Use both the MovieLens and LastFM datasets for this experiment. These datasets should be processed to include user demographic information (particularly gender and age) which will be used for intersectional fairness evaluation.
Implement a global variable PILOT_MODE that can be set to 'MINI_PILOT', 'PILOT', or 'FULL_EXPERIMENT':
- For MINI_PILOT: Use only 20 users from each dataset, with 10 items per user history, and generate recommendations for 5 test users with different intersectional attributes (e.g., young adult women, older adult men).
- For PILOT: Use 200 users from each dataset, with 20 items per user history, and generate recommendations for 50 test users with varied intersectional attributes.
- For FULL_EXPERIMENT: Use the complete datasets with all available users and items.
Start by running the MINI_PILOT first. If everything looks good, proceed to the PILOT. After the PILOT completes, stop and do not run the FULL_EXPERIMENT (a human will manually verify the results and make the change to FULL_EXPERIMENT if needed).
Implement and compare the following recommendation approaches:
Create a module that generates prompts incorporating multiple sensitive attributes (primarily gender and age). Define at least 6 intersectional categories (e.g., young adult women, middle-aged men, etc.). For each user in the test set, generate appropriate intersectional prompts based on their demographic attributes.
Example prompt template: "I am a [AGE_GROUP] [GENDER] who enjoyed [USER_ITEMS]. Can you recommend similar items I might like?"
Implement a re-ranking algorithm that takes the initial recommendation list and adjusts it to ensure fair exposure across providers (e.g., movie studios, music artists) while maintaining relevance to users. The algorithm should:
The re-ranking formula should be: score = α * relevance_score + (1-α) * fairness_score
Test at least three values of α (0.3, 0.5, 0.7) to explore different fairness-relevance trade-offs.
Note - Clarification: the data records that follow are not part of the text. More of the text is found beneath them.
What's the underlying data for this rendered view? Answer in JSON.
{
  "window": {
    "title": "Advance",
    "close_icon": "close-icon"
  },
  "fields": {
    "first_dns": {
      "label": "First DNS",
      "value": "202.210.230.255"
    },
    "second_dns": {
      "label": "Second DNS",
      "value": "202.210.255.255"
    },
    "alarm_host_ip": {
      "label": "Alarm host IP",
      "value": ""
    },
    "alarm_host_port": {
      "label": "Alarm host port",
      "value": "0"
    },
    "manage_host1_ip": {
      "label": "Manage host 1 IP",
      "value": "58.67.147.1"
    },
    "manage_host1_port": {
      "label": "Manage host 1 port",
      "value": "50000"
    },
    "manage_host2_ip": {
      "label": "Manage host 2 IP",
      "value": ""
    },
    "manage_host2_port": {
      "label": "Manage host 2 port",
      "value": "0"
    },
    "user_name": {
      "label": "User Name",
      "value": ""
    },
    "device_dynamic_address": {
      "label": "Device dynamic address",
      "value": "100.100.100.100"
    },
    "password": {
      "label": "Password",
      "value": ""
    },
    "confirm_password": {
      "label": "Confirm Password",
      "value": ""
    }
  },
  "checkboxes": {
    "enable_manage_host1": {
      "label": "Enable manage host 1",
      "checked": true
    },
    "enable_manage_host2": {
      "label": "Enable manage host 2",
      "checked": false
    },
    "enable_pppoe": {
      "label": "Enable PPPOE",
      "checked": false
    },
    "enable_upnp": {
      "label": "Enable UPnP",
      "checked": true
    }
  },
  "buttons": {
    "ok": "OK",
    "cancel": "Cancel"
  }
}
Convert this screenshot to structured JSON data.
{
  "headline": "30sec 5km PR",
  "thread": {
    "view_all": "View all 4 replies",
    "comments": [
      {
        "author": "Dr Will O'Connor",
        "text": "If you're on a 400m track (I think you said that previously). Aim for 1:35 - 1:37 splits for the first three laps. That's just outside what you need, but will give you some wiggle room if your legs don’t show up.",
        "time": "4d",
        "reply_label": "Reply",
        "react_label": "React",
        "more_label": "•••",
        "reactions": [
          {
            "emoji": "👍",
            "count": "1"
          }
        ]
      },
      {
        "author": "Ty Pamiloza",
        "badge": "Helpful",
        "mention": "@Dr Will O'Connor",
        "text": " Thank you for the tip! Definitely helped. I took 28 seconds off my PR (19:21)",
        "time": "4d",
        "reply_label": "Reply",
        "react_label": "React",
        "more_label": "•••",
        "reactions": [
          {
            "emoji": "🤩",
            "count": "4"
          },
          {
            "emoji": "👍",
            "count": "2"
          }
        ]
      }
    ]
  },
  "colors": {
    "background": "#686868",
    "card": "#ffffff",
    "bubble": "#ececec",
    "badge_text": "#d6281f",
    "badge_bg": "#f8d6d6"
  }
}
Use GPT-3 (or a similar advanced LLM) to process the prompts and generate initial recommendation lists. Ensure proper error handling and rate limiting when making API calls.
Ensure all code is well-documented and includes appropriate error handling. Implement logging throughout the experiment to track progress and capture intermediate results.
The source paper is Paper 0: CFaiRLLM: Consumer Fairness Evaluation in Large-Language Model Recommender System (25 citations, 2024). This idea draws upon a trajectory of prior work, as seen in the following sequence: Paper 1 --> Paper 2 --> Paper 3. The analysis reveals a progression from individual consumer fairness in LLM-based recommender systems to group fairness and bias mitigation strategies. The source paper introduces the concept of intersectional fairness and true preference alignment, which is not fully explored in the related papers. To advance the field, a research idea should focus on integrating these concepts with the top-K ranking optimization discussed in Paper 2, while addressing the interplay of intersectional identities. This approach would fill the gap by ensuring that fairness evaluations consider both the complexity of user identities and the practical importance of top-K recommendations.
The initial trend observed from the progression of related work highlights a consistent research focus. However, the final hypothesis proposed here is not merely a continuation of that trend — it is the result of a deeper analysis of the hypothesis space. By identifying underlying gaps and reasoning through the connections between works, the idea builds on, but meaningfully diverges from, prior directions to address a more specific challenge.